剥离输入以完成纯文本

Currently finalising the coding for my comment system, and it want it to work a little how Stack Overflow works with their posts etc, I would like my users to be able to use BOLD, Italic and Underscore only, and to do that I would use following:

_ Text _ * BOLD * -Italic-

Now, firstly I would like to know a way of stripping a comment completely clean of any tags, html entities and such, so for example, if a user was to use any html / php tags, they would be removed from the input.

I am currently using Strip_tags, but that can leave the output looking quite nasty, even if an abusive or blatent XSS/Injection attempt has been made, I would still like the plain-text to be outputted in full, and not chopped up as strip_tags seems to make an absolute mess when it comes to that.

What I will then do, is replace the asterisks with bold html tags, and so on AFTER stripping the content clean of html tags.

How do people suggest I do this, currently this is the comment sanitize function

function cleanNonSQL( $str )
{
    return strip_tags( stripslashes( trim( $str ) ) );
}

PHP tags are surrounded by <? and ?>, or maybe <% and %>on some ages-old installations, so removing PHP tags can be managed by a regex:

$cleaned=preg_replace('/\<\?.*?\?\>/', '', $dirty);
$cleaned=preg_replace('/\<\%.*?\%\>/', '', $cleaned);

Next you take care of the HTML tags: These are surrounded by < and >. Again you can do this with a regex

$cleaned=preg_replace('/\<.*?\>/','',$cleaned);

This will transform

$dirty="blah blah blah <?php echo $this; ?> foo foo foo <some> html <tag> and <another /> bar bar";

into

$cleaned="blah blah blah  foo foo foo  html  and  bar bar";

You could try using regular expressions to strip the tags, such as:

preg_replace("/\<(.+?)\>/", '', $str);

Not sure if that's what you're looking for, but it will remove anything inside < and >. You can also make it a little more foolproof by requiring the first character after the < to be a letter.
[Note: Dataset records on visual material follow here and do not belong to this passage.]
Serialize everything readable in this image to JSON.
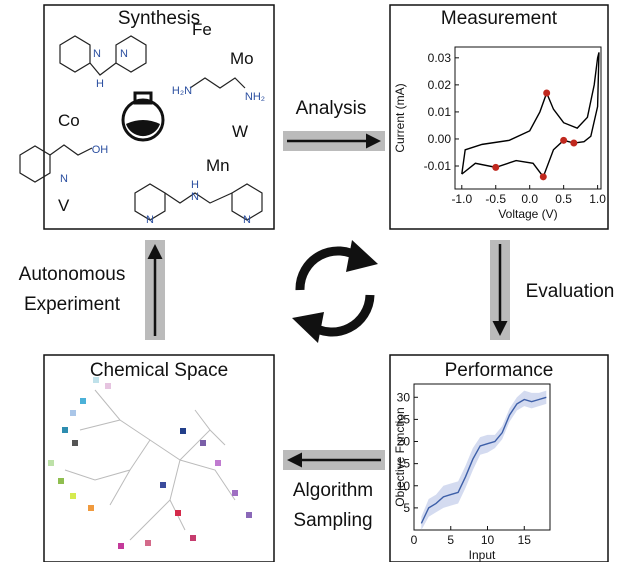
{
  "panels": {
    "synthesis": {
      "title": "Synthesis",
      "elements": [
        "Fe",
        "Mo",
        "Co",
        "W",
        "Mn",
        "V"
      ],
      "atom_labels": [
        "N",
        "H",
        "N",
        "H₂N",
        "NH₂",
        "N",
        "OH",
        "N",
        "H",
        "N",
        "N"
      ]
    },
    "measurement": {
      "title": "Measurement",
      "x_label": "Voltage (V)",
      "y_label": "Current (mA)",
      "xlim": [
        -1.1,
        1.05
      ],
      "ylim": [
        -0.0185,
        0.034
      ],
      "xticks": [
        {
          "value": -1,
          "label": "-1.0"
        },
        {
          "value": -0.5,
          "label": "-0.5"
        },
        {
          "value": 0,
          "label": "0.0"
        },
        {
          "value": 0.5,
          "label": "0.5"
        },
        {
          "value": 1,
          "label": "1.0"
        }
      ],
      "yticks": [
        -0.01,
        {
          "value": 0,
          "label": "0.00"
        },
        0.01,
        0.02,
        0.03
      ],
      "curve": {
        "color": "#000000",
        "x": [
          -1.0,
          -0.95,
          -0.7,
          -0.3,
          0.0,
          0.15,
          0.25,
          0.35,
          0.5,
          0.7,
          0.85,
          0.95,
          1.0,
          1.02,
          1.0,
          0.9,
          0.8,
          0.65,
          0.5,
          0.35,
          0.2,
          0.05,
          -0.2,
          -0.5,
          -0.8,
          -1.0
        ],
        "y": [
          -0.013,
          -0.004,
          -0.002,
          -0.0005,
          0.003,
          0.01,
          0.017,
          0.011,
          0.006,
          0.004,
          0.008,
          0.02,
          0.03,
          0.032,
          0.012,
          0.001,
          -0.001,
          -0.0015,
          -0.0005,
          -0.004,
          -0.014,
          -0.009,
          -0.008,
          -0.0105,
          -0.009,
          -0.013
        ]
      },
      "points": {
        "color": "#c0281e",
        "x": [
          0.25,
          0.5,
          0.65,
          -0.5,
          0.2
        ],
        "y": [
          0.017,
          -0.0005,
          -0.0015,
          -0.0105,
          -0.014
        ]
      }
    },
    "performance": {
      "title": "Performance",
      "x_label": "Input",
      "y_label": "Objective Function",
      "xlim": [
        0,
        18.5
      ],
      "ylim": [
        0,
        33
      ],
      "xticks": [
        0,
        5,
        10,
        15
      ],
      "yticks": [
        5,
        10,
        15,
        20,
        25,
        30
      ],
      "line": {
        "color": "#3d5fa8",
        "band_color": "#c9d2ec",
        "x": [
          1,
          2,
          3,
          4,
          5,
          6,
          7,
          8,
          9,
          10,
          11,
          12,
          13,
          14,
          15,
          16,
          17,
          18
        ],
        "mean": [
          1.5,
          5,
          6,
          7.5,
          8,
          8.5,
          12,
          16,
          19,
          19.5,
          20,
          22,
          26,
          28.5,
          29.5,
          29,
          29.5,
          30
        ],
        "lower": [
          0,
          3,
          4,
          5,
          5.5,
          6,
          9.5,
          13.5,
          17,
          17.5,
          18.5,
          20.5,
          24.5,
          27,
          28,
          27.5,
          28,
          28.5
        ],
        "upper": [
          3,
          7,
          8,
          10,
          10.5,
          11,
          14.5,
          18.5,
          21,
          21.5,
          21.5,
          23.5,
          27.5,
          30,
          31.5,
          31,
          31,
          31.5
        ]
      }
    },
    "chemical_space": {
      "title": "Chemical Space"
    }
  },
  "arrows": {
    "analysis": "Analysis",
    "evaluation": "Evaluation",
    "sampling": [
      "Algorithm",
      "Sampling"
    ],
    "autonomous": [
      "Autonomous",
      "Experiment"
    ]
  }
}
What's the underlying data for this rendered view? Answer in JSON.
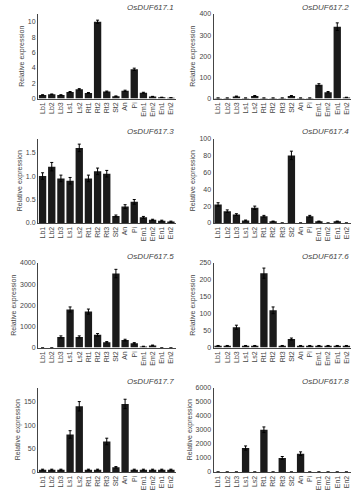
{
  "chart_data": [
    {
      "type": "bar",
      "title": "OsDUF617.1",
      "ylabel": "Relative expression",
      "categories": [
        "Lb1",
        "Lb2",
        "Lb3",
        "Ls1",
        "Ls2",
        "Rt1",
        "Rt2",
        "Rt3",
        "St2",
        "An",
        "Pi",
        "Em1",
        "Em2",
        "En1",
        "En2"
      ],
      "values": [
        0.45,
        0.55,
        0.45,
        0.85,
        1.2,
        0.72,
        10.0,
        0.9,
        0.3,
        1.0,
        3.8,
        0.75,
        0.25,
        0.15,
        0.1
      ],
      "errors": [
        0.04,
        0.04,
        0.04,
        0.06,
        0.08,
        0.06,
        0.2,
        0.07,
        0.03,
        0.08,
        0.15,
        0.06,
        0.03,
        0.02,
        0.01
      ],
      "color": "#1a1a1a",
      "ylim": [
        0,
        11
      ],
      "yticks": [
        0,
        2,
        4,
        6,
        8,
        10
      ],
      "grid": false
    },
    {
      "type": "bar",
      "title": "OsDUF617.2",
      "ylabel": "Relative expression",
      "categories": [
        "Lb1",
        "Lb2",
        "Lb3",
        "Ls1",
        "Ls2",
        "Rt1",
        "Rt2",
        "Rt3",
        "St2",
        "An",
        "Pi",
        "Em1",
        "Em2",
        "En1",
        "En2"
      ],
      "values": [
        2,
        2,
        10,
        2,
        12,
        2,
        2,
        2,
        12,
        2,
        2,
        65,
        30,
        340,
        5
      ],
      "errors": [
        0.5,
        0.5,
        1.5,
        0.5,
        2.0,
        0.5,
        0.5,
        0.5,
        2.0,
        0.5,
        0.5,
        5.0,
        3.0,
        18.0,
        1.0
      ],
      "color": "#1a1a1a",
      "ylim": [
        0,
        400
      ],
      "yticks": [
        0,
        100,
        200,
        300,
        400
      ],
      "grid": false
    },
    {
      "type": "bar",
      "title": "OsDUF617.3",
      "ylabel": "Relative expression",
      "categories": [
        "Lb1",
        "Lb2",
        "Lb3",
        "Ls1",
        "Ls2",
        "Rt1",
        "Rt2",
        "Rt3",
        "St2",
        "An",
        "Pi",
        "Em1",
        "Em2",
        "En1",
        "En2"
      ],
      "values": [
        1.0,
        1.2,
        0.95,
        0.9,
        1.6,
        0.95,
        1.1,
        1.05,
        0.15,
        0.35,
        0.45,
        0.12,
        0.07,
        0.05,
        0.03
      ],
      "errors": [
        0.07,
        0.09,
        0.07,
        0.07,
        0.08,
        0.07,
        0.07,
        0.07,
        0.02,
        0.04,
        0.05,
        0.02,
        0.01,
        0.01,
        0.01
      ],
      "color": "#1a1a1a",
      "ylim": [
        0,
        1.8
      ],
      "yticks": [
        {
          "value": 0,
          "label": "0.0"
        },
        0.5,
        {
          "value": 1,
          "label": "1.0"
        },
        1.5
      ],
      "grid": false
    },
    {
      "type": "bar",
      "title": "OsDUF617.4",
      "ylabel": "Relative expression",
      "categories": [
        "Lb1",
        "Lb2",
        "Lb3",
        "Ls1",
        "Ls2",
        "Rt1",
        "Rt2",
        "Rt3",
        "St2",
        "An",
        "Pi",
        "Em1",
        "Em2",
        "En1",
        "En2"
      ],
      "values": [
        22,
        14,
        10,
        3,
        18,
        8,
        2,
        0,
        80,
        0,
        8,
        2,
        0,
        2,
        0
      ],
      "errors": [
        2.0,
        1.5,
        1.0,
        0.5,
        2.0,
        1.0,
        0.3,
        0,
        5.0,
        0,
        1.0,
        0.3,
        0,
        0.3,
        0
      ],
      "color": "#1a1a1a",
      "ylim": [
        0,
        100
      ],
      "yticks": [
        0,
        20,
        40,
        60,
        80,
        100
      ],
      "grid": false
    },
    {
      "type": "bar",
      "title": "OsDUF617.5",
      "ylabel": "Relative expression",
      "categories": [
        "Lb1",
        "Lb2",
        "Lb3",
        "Ls1",
        "Ls2",
        "Rt1",
        "Rt2",
        "Rt3",
        "St2",
        "An",
        "Pi",
        "Em1",
        "Em2",
        "En1",
        "En2"
      ],
      "values": [
        0,
        0,
        500,
        1800,
        500,
        1700,
        600,
        250,
        3500,
        350,
        200,
        50,
        100,
        0,
        0
      ],
      "errors": [
        0,
        0,
        50,
        120,
        50,
        120,
        60,
        30,
        200,
        40,
        30,
        10,
        15,
        0,
        0
      ],
      "color": "#1a1a1a",
      "ylim": [
        0,
        4000
      ],
      "yticks": [
        0,
        1000,
        2000,
        3000,
        4000
      ],
      "grid": false
    },
    {
      "type": "bar",
      "title": "OsDUF617.6",
      "ylabel": "Relative expression",
      "categories": [
        "Lb1",
        "Lb2",
        "Lb3",
        "Ls1",
        "Ls2",
        "Rt1",
        "Rt2",
        "Rt3",
        "St2",
        "An",
        "Pi",
        "Em1",
        "Em2",
        "En1",
        "En2"
      ],
      "values": [
        5,
        5,
        60,
        5,
        5,
        220,
        110,
        5,
        25,
        5,
        5,
        5,
        5,
        5,
        5
      ],
      "errors": [
        1,
        1,
        6,
        1,
        1,
        15,
        10,
        1,
        3,
        1,
        1,
        1,
        1,
        1,
        1
      ],
      "color": "#1a1a1a",
      "ylim": [
        0,
        250
      ],
      "yticks": [
        0,
        50,
        100,
        150,
        200,
        250
      ],
      "grid": false
    },
    {
      "type": "bar",
      "title": "OsDUF617.7",
      "ylabel": "Relative expression",
      "categories": [
        "Lb1",
        "Lb2",
        "Lb3",
        "Ls1",
        "Ls2",
        "Rt1",
        "Rt2",
        "Rt3",
        "St2",
        "An",
        "Pi",
        "Em1",
        "Em2",
        "En1",
        "En2"
      ],
      "values": [
        5,
        5,
        5,
        80,
        140,
        5,
        5,
        65,
        10,
        145,
        5,
        5,
        5,
        5,
        5
      ],
      "errors": [
        1,
        1,
        1,
        8,
        10,
        1,
        1,
        7,
        1.5,
        10,
        1,
        1,
        1,
        1,
        1
      ],
      "color": "#1a1a1a",
      "ylim": [
        0,
        180
      ],
      "yticks": [
        0,
        50,
        100,
        150
      ],
      "grid": false
    },
    {
      "type": "bar",
      "title": "OsDUF617.8",
      "ylabel": "Relative expression",
      "categories": [
        "Lb1",
        "Lb2",
        "Lb3",
        "Ls1",
        "Ls2",
        "Rt1",
        "Rt2",
        "Rt3",
        "St2",
        "An",
        "Pi",
        "Em1",
        "Em2",
        "En1",
        "En2"
      ],
      "values": [
        0,
        0,
        0,
        1700,
        0,
        3000,
        0,
        1000,
        0,
        1300,
        0,
        0,
        0,
        0,
        0
      ],
      "errors": [
        0,
        0,
        0,
        150,
        0,
        200,
        0,
        100,
        0,
        130,
        0,
        0,
        0,
        0,
        0
      ],
      "color": "#1a1a1a",
      "ylim": [
        0,
        6000
      ],
      "yticks": [
        0,
        1000,
        2000,
        3000,
        4000,
        5000,
        6000
      ],
      "grid": false
    }
  ]
}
The correct way is not to delete html tags from your user's comment, but to tell the browser that the following text should not be interpreted as HTML, Javascript, whatever. Imagine someone wants to post example code like we do here on stackoverflow. If you just bluntly remove any parts of a comment that seem to be code, you will mess up the user's comment.

The solution is to use htmlentities which will escape symbols used for html markup in the comment so that it will actually show up as just text in the browser.

For example the browser will interpret a < as the beginning of a html tag. if you just want the browser to display a <, you have to write < in the source code. htmlentities will convert all the relevant symbols into their html entities for you.

Longer Example

echo htmlentities("<b>this text should not be bold</b><?php echo PHP_SELF;?>");

Outputs

&lt;b&gt;this text should not be bold&lt;/b&gt;&lt;?php echo PHP_SELF;?&gt;

The browser will output

<b>this text should not be bold</b><?php echo PHP_SELF;?>

Consider the following real life example with the solution, you accepted. Imagine a user writing this comment.

i'm in a bad mood today :<. but your blog made me really happy :>

You will now do your preg_replace("/\<(.+?)\>/", '', $comment); on the text and it will remove half the comment:

i'm in a bad mood today :

If that's what you wanted, never mind this answer. If you don't, use htmlentities.

If you want to save the comment as a file and not have the server interpret PHP code inside it, save it with an extension like '.html' or '.txt', so that the web server won't call the PHP interpreter in the first place. There is usually no need to escape PHP code.